В сумерках они пришли по темным коридорам в Зал лир; огни в замке были потушены, даже свеча вызвала бы гнев. Джулиен хорошо знала путь в темноте, так что у нее проблем не было, да и Валанир Окун, как оказалось, знал ночные коридоры. Они скользнули мимо статуй Киары, коронованной белыми цветами. А потом они закрыли тяжелые двери Зала лир.
Его уверенность в ночных коридорах напомнила Джулиен, что у Валанира точно были истории о своем времен в Академии. Теперь было поздно спрашивать.
Валанир ждал напротив нее, что-то слушая. Они услышали трель птицы, что прозвучала в Зале слишком громко, чтоб донестись снаружи. Казалось, звук раздался за дверью.
Валанир расслабился.
— Мой страж тут. Теперь, если повезет, нас никто не побеспокоит.
Он шагнул к Джулиен и протянул руки. Она обхватила его ладони. Ранее на одной из встреч он связывался с ней чарами. Так он сказал, ведь она ничего не ощутила; а теперь он мог ее силой прикрывать то, что задумал этой ночью. Иначе чары мог заметить кто-то, вроде Элиссана Диара, и их раскрыли бы, остановили бы раньше, чем он закончил бы работу. Но он не заставлял Джулиен саму колдовать. Он не рисковал ею.
Она знала, его тяготили жизни, что были утрачены или искалечены от его поступков. Хоть он и верил, что был прав.
— Для этой работы я должен писать о ней, — сказал Валанир Окун. В свете Ветви его лицо смягчилось. В глазах блестел смех. — Не говори ей, Джулиен. Я не верю в лесть.
Его песня началась тихо. Джулиен пыталась унять дрожь коленей. Пророк Валанир Окун пел, и эту песню никто никогда не слышал и не услышит. Это будет историей всей ее жизни, если это была бы просто песня. Но эта песня взывала к чарам, могла убить Пророка; как тогда ей рассказывать об этом?

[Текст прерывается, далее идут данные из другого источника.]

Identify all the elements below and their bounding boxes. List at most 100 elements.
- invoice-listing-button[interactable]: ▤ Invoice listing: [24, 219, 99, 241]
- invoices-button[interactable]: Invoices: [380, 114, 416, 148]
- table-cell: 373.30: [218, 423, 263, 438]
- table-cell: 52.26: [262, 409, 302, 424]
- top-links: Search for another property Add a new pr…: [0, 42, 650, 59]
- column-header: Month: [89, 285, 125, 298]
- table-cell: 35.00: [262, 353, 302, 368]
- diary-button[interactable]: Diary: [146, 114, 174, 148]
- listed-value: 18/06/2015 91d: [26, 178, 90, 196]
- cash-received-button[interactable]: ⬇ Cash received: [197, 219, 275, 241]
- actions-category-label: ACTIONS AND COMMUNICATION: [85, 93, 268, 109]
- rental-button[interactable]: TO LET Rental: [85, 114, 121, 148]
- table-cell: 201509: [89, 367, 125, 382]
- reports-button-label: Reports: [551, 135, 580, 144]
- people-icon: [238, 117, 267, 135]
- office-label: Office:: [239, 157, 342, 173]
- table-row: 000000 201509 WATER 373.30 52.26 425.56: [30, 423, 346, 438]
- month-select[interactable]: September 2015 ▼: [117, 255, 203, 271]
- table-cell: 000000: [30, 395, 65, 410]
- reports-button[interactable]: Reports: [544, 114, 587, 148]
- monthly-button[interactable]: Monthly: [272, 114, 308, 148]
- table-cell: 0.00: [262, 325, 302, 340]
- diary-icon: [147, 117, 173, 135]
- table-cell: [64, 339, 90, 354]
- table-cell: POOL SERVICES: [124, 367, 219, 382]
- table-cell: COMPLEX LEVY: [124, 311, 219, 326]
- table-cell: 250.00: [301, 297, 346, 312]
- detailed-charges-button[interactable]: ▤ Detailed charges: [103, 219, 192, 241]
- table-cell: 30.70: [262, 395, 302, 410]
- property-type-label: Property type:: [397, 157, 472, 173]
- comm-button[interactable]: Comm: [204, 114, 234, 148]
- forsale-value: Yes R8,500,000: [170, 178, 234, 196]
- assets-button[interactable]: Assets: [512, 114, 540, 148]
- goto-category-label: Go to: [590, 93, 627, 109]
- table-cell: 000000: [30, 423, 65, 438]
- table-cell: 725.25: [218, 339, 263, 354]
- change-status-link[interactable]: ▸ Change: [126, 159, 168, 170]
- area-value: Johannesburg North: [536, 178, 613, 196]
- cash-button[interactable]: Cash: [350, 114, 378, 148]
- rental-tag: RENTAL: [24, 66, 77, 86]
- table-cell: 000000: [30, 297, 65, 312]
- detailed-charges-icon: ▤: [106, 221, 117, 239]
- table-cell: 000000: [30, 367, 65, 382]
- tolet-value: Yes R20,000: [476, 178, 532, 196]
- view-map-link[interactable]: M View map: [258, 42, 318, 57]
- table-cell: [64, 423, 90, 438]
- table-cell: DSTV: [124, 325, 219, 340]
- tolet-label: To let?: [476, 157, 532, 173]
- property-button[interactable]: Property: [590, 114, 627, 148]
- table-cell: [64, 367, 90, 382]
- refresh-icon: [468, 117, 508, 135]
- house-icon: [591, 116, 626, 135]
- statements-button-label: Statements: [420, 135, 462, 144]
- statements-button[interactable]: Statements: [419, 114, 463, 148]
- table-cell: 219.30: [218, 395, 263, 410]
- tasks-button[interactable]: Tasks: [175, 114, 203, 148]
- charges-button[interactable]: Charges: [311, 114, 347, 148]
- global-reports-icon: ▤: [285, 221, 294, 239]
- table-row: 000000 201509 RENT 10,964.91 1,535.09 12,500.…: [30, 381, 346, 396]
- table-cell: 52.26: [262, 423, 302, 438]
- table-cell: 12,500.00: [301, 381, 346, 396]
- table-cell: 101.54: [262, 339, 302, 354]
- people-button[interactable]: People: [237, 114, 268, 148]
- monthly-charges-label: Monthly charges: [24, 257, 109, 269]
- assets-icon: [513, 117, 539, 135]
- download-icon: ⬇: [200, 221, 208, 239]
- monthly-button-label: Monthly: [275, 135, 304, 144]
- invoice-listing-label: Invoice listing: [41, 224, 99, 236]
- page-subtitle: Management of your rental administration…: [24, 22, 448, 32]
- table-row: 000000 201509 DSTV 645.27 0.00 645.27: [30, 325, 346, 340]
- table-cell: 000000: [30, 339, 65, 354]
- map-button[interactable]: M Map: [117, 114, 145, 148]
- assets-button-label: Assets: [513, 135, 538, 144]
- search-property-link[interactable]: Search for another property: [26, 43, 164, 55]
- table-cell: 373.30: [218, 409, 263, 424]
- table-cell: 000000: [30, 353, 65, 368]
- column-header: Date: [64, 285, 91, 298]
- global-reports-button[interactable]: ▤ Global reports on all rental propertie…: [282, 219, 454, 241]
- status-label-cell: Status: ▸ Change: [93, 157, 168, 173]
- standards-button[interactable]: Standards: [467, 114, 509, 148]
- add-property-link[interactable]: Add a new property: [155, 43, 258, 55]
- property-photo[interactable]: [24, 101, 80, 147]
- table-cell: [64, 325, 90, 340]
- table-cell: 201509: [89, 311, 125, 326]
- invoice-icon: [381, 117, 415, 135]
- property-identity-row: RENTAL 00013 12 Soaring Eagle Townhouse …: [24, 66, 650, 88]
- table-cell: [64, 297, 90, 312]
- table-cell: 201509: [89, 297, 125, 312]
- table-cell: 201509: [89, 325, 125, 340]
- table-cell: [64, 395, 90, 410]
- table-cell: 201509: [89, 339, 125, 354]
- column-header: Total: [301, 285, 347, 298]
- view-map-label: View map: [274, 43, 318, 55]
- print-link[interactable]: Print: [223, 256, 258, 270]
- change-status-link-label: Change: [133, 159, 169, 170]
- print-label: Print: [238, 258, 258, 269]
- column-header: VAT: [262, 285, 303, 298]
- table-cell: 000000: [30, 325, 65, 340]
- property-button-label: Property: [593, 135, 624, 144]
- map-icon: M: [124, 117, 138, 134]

Его голос без помощи лиры заполнял Зал, меняя тишину этого места. Он начал, как часто бывает в песнях, с истории. Джулиен видела перед глазами сияющий Тамриллин, где она никогда не была. Время Ярмарки середины лета. Пророк собирал людей в его песне: все были в масках для Ярмарки, каждый был со своей песней. Со временем маски упадут, песни изменятся. И посреди этого была женщина, что желала музыку, хоть и не надеялась. Джулиен поняла, что перестала дышать.

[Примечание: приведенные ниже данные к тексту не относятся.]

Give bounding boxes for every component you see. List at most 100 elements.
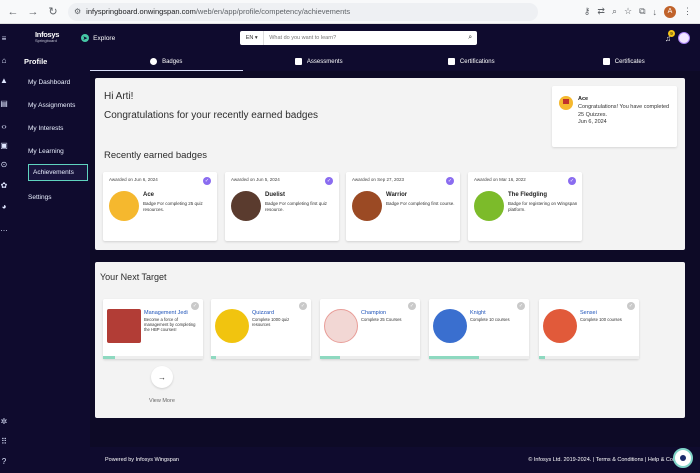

История развернулась. Джулиен открыла глаза и посмотрела на Пророка. Его взгляд был далеким, она не могла прочесть его лицо.
Эту историю все знали, в Эйваре и за пределами; но Джулиен еще не слышала, чтобы историю рассказывали так. Эта песня была не о жертве Дариена Элдемура, не о страданиях Хассена Стира. Даже не о предательстве Марлена Хамбрелэя. Лис, гончая, змей — такую историю все знали.
Песня была о другой жертве — интимной, о которой песни молчали. Кровь сердца на лугу в лесу; позолоченные комнаты, искажающие искусство Пророка, на службе глупому королю. И… очень скоро смерть. Джулиен вспомнила на стене женщину, пронзающую мечом сердце другой женщины; такой же — себя. Ноты меланхолии собирались как тучи, наполнялись напряжением, яростью; глаза Пророка пылали. Ярость сдавила его голос, сделала его низким. Жертв было слишком много; он злился из-за них, как люди из мифа, что отвернулись от богов. Лицо Валанира стало проясняться, словно солнце выходило из-за туч после дождя. Он что-то вспоминал.
Огонь сделал из тебя
Яркий стальной клинок, золотую цепь
И ослепительный свет.
Валанир Окун впервые посмотрел на Джулиен, слабо улыбнулся. Ветвь озаряла половину его лица, остальное было во тьме. Нежность вернулась, и он озвучил последние слова.
Тебе нужно идти в лучах света,
А не становиться им.
Песня Манайи снаружи стала громче, выше, словно хотела пробить небеса; и Джулиен увидела узнавание на лице Валанира, осознание.
— Это не Манайя, — сказал он. — Они работают над чем-то другим, я не вижу результат. Но этому придется подождать. Я должен найти Лин.
Глаза Пророка вдруг стали рассеянными, напоминали окна заброшенного дома; и он ушел в другое место, а она осталась одна, хоть и сжимала его руки; а жуткая песня становилась громче, терзала ночь, как те башни огня, двигаясь к концу, которого не знал даже великий Пророк.